Он не понимал. Почему нет остановки? Если убить плохих и оставить хороших? Каждый человек в состоянии понять, кто хороший, кто плохой. Оставить хороших! Это же так прекрасно ясно!
Отец же сказал третье: все люди на свете нужны, и не этому дураку Никифору определять, кому жить, кому помирать, кто плохой, а кто хороший.
Мать их была умней всех. Она тогда увидела самое главное – он влюбился в девушку, в которую ему влюбляться нельзя. Она повела его далеко, в кукурузные заросли, посадила рядом с собой на теплую землю. Невероятная мать, только что схоронившая двоих детей, она стала говорить с ним о любви. Сначала он вскочил, возмутился, застыдился.
– Да ладно тебе, – сказала мать. – Она очень славная! Очень!
Она столько сказала о барышне прекрасных слов, она столько отыскала в ней достоинств, что он даже испугался – как это может быть для него? Получалось, что любил он нечто недосягаемое и такое от него далекое, что любить это, конечно, можно, а вот приблизиться нельзя.

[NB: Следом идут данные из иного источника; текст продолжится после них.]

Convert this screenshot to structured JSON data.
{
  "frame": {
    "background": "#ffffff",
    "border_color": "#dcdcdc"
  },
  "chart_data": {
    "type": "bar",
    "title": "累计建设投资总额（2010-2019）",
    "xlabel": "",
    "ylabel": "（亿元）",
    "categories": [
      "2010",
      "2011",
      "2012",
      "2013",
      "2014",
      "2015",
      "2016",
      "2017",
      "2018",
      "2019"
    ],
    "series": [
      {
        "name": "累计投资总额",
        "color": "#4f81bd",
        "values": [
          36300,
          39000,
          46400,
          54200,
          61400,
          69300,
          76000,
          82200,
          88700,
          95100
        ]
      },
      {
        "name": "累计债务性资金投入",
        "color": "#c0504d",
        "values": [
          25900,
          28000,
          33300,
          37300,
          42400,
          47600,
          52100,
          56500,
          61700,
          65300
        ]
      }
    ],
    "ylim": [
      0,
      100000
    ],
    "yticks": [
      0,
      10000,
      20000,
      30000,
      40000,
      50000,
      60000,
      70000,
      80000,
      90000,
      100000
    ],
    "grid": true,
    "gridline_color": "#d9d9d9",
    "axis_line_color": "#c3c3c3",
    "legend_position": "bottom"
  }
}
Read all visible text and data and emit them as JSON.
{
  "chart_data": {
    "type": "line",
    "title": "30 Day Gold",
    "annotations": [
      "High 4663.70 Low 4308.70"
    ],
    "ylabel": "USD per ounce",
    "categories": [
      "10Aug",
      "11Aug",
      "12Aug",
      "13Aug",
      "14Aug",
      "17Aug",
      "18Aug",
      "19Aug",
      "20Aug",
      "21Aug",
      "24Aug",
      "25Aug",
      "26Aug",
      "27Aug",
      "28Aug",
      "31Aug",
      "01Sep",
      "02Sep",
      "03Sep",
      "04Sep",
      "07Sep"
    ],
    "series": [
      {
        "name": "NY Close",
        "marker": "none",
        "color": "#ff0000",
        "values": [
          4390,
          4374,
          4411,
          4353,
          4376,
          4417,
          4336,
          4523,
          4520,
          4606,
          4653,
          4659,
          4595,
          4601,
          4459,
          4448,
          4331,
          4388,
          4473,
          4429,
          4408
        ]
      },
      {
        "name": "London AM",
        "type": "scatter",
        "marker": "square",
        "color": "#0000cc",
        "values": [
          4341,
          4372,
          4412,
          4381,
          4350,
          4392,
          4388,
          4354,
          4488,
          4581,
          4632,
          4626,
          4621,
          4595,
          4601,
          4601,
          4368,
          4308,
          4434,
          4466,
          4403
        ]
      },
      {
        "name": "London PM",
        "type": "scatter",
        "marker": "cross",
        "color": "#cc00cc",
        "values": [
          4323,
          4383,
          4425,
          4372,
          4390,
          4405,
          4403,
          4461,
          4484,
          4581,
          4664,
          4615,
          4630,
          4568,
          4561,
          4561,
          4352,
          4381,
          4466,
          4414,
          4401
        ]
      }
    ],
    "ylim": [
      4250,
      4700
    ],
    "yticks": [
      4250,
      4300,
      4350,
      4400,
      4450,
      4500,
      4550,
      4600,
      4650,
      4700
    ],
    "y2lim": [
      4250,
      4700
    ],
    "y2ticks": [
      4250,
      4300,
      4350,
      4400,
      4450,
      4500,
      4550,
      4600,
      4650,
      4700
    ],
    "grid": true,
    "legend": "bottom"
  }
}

– Ты люби ее, люби, – говорила мать, – всю жизнь люби… А приведешь в дом совсем другую, она будет на нее похожа, но будет и ко двору…
Он никогда не забудет облегчения, какое испытал в этот момент. Он уже стал задыхаться от недосягаемости красоты и ума, и нечеловеческих достоинств, он понял, что ему рядом с барышней не то что стоять, дышать нельзя, – нечем! – а мать возьми и пообещай ему красоту, с которой вполне можно дышать рядом.
С земли мать поднялась тяжело, постояла и снова села, и заплакала горько, видимо, сразу обо всем. Он гладил ее по спине, первый раз в жизни, как взрослый сын, как уже защитник, и в таком новом для себя состоянии ему уже окончательно и с полной ясностью пришло даже не понимание – ощущение, что мать абсолютно права, что красивую помещичью девочку он, конечно, любит, но…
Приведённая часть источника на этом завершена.